Per my research I've found couple alternatives for that:

Arc<str>
Arc<String>
Cow<String>
Cow<str>

Cow is for when you want to mix references to pre-existing strings with new heap-allocated strings, e.g.

if random {
    return "literal";
} else {
    return format!("{}", value);
}

This doens't work without Cow, because literals and heap-allocated strings have a different type. It's not useful otherwise, because Cow holding a reference is as limited as &str, and Cow holding a String is as fat as String, so it's worst of both &str and String.

I'd recommend Arc<str>, because it can be cloned without copying the string.

There are also plenty of string interning libraries on crates.io. Use them if you deal with lots of short, repeated strings (e.g. identifiers, property names).

1 Like

Arc<str> is like a (pointer, length) tuple. Arc<String> is like a pointer to a (pointer, length, capacity) tuple. So if you have an Arc<String> you have to dereference it twice to get to the actual str data. Arc<str> only needs to be dereferenced once, so Arc<str> will generally be better for performance.
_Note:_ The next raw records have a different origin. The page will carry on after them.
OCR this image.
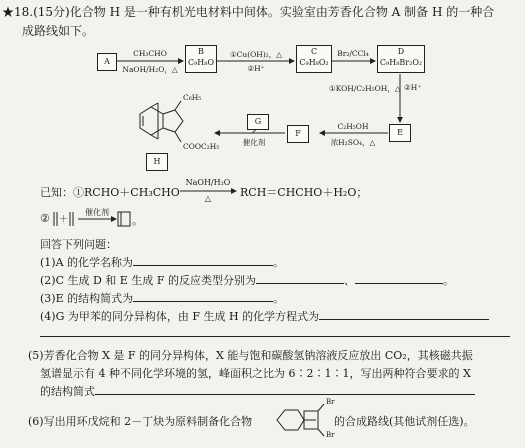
★18.(15分)化合物 H 是一种有机光电材料中间体。实验室由芳香化合物 A 制备 H 的一种合
成路线如下。
A
B
C₉H₈O
C
C₉H₈O₂
D
C₉H₈Br₂O₂
E
F
G
H
CH₃CHO
NaOH/H₂O，△
①Cu(OH)₂，△
②H⁺
Br₂/CCl₄
①KOH/C₂H₅OH，△ ②H⁺
C₂H₅OH
浓H₂SO₄，△
催化剂
C₆H₅
COOC₂H₅
已知：①RCHO＋CH₃CHO
NaOH/H₂O
△	RCH＝CHCHO＋H₂O；
② ＋
催化剂
。
回答下列问题：
(1)A 的化学名称为	。
(2)C 生成 D 和 E 生成 F 的反应类型分别为	、	。
(3)E 的结构简式为	。
(4)G 为甲苯的同分异构体，由 F 生成 H 的化学方程式为
(5)芳香化合物 X 是 F 的同分异构体，X 能与饱和碳酸氢钠溶液反应放出 CO₂，其核磁共振
氢谱显示有 4 种不同化学环境的氢，峰面积之比为 6∶2∶1∶1，写出两种符合要求的 X
的结构简式
(6)写出用环戊烷和 2－丁炔为原料制备化合物
Br
Br
的合成路线(其他试剂任选)。
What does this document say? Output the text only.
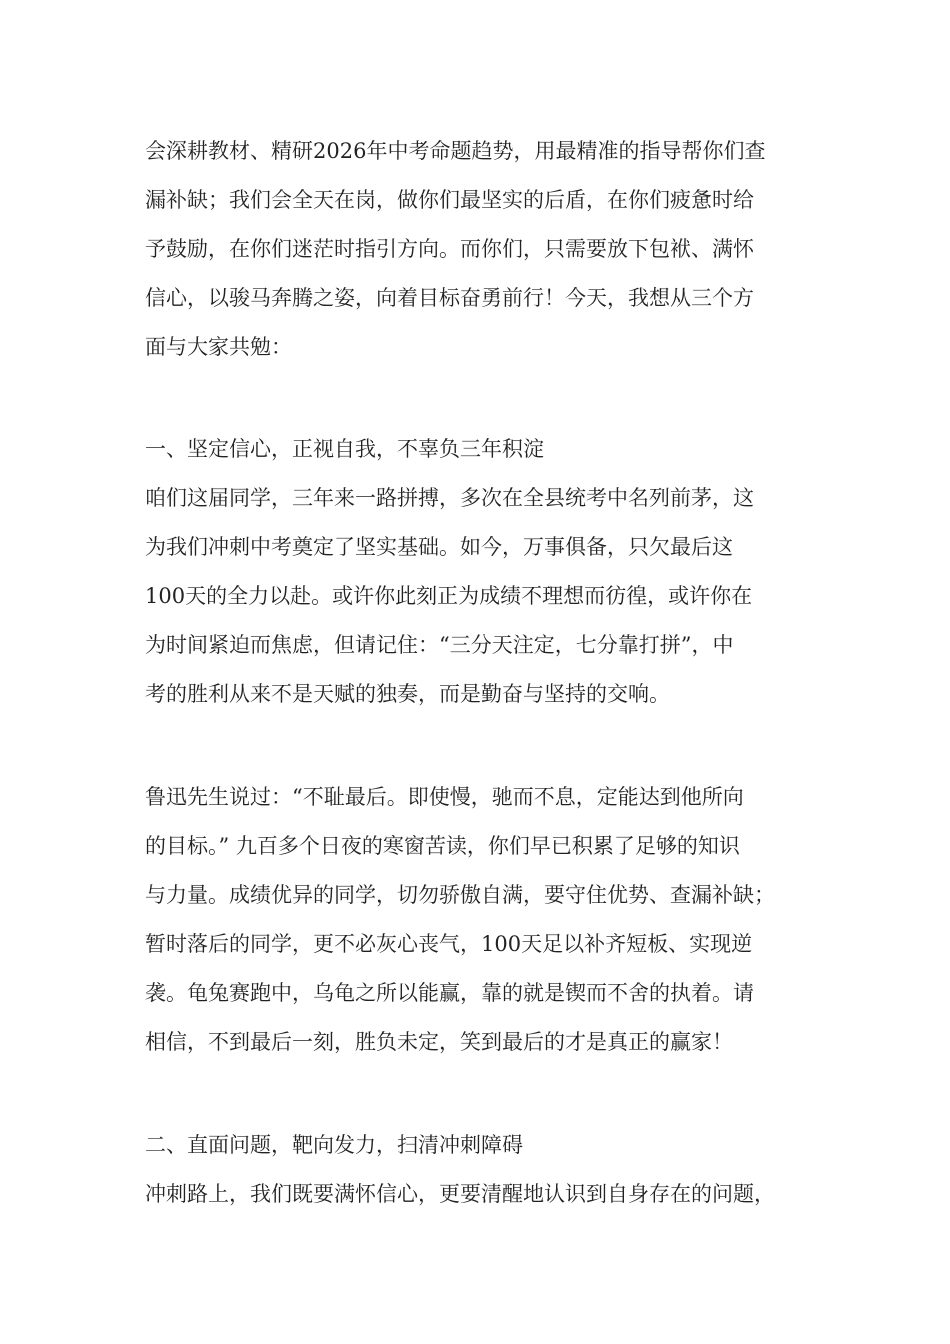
会深耕教材、精研2026年中考命题趋势，用最精准的指导帮你们查
漏补缺；我们会全天在岗，做你们最坚实的后盾，在你们疲惫时给
予鼓励，在你们迷茫时指引方向。而你们，只需要放下包袱、满怀
信心，以骏马奔腾之姿，向着目标奋勇前行！今天，我想从三个方
面与大家共勉：
一、坚定信心，正视自我，不辜负三年积淀
咱们这届同学，三年来一路拼搏，多次在全县统考中名列前茅，这
为我们冲刺中考奠定了坚实基础。如今，万事俱备，只欠最后这
100天的全力以赴。或许你此刻正为成绩不理想而彷徨，或许你在
为时间紧迫而焦虑，但请记住：“三分天注定，七分靠打拼”，中
考的胜利从来不是天赋的独奏，而是勤奋与坚持的交响。
鲁迅先生说过：“不耻最后。即使慢，驰而不息，定能达到他所向
的目标。” 九百多个日夜的寒窗苦读，你们早已积累了足够的知识
与力量。成绩优异的同学，切勿骄傲自满，要守住优势、查漏补缺；
暂时落后的同学，更不必灰心丧气，100天足以补齐短板、实现逆
袭。龟兔赛跑中，乌龟之所以能赢，靠的就是锲而不舍的执着。请
相信，不到最后一刻，胜负未定，笑到最后的才是真正的赢家！
二、直面问题，靶向发力，扫清冲刺障碍
冲刺路上，我们既要满怀信心，更要清醒地认识到自身存在的问题，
However, Arc<str> is actually larger because the size is part of the reference. If you need many references to the same string, you'll be spending 2 usizes for each Arc<str> as opposed to just one usize for each Arc<String>. I'd normally expect this to be better than having to double-dereference, but there will be use cases where you want the smaller reference.

Even cheaper than Arc<str> is just &str. If you don't need to manage the lifetimes of the strings yourself, just don't. This is the most general way to make an API that handles different types of strings and has the additional advantage that you can take cheap substrings of the same type. The drawback is that you can't pull one out of thin air; references have to come from somewhere. Whether and how you can deal with this will depend on what kind of library you're writing.

&'static str is super convenient because it's a &str that lasts forever, making it truly immutable. (Arc<str> is safe to mutate if you have the only reference.) You can safely leak a Box<str> to turn it into a &'static str. This is certainly not something you would want to do all the time, but it's an alternative to string interning when you don't care whether the interned strings will ever be deallocated (before program termination).

1 Like

I'd have to say the most convenient type for immutable references to immutable strings is:

internment::Intern<String>

using my internment crate. :slight_smile: I gives you fast comparisons for equality and fast hashing (both pointer comparisons without dereferencing the string itself). An Intern is copy as well as clone, sync and send, so you can treat it like you would a usize or something. It also leaks memory (which is how it gets all the above), so it's not so great if you have a whole lot of different strings you need to work with.

That said, it's not in the standard library, which makes it less convenient...

2 Likes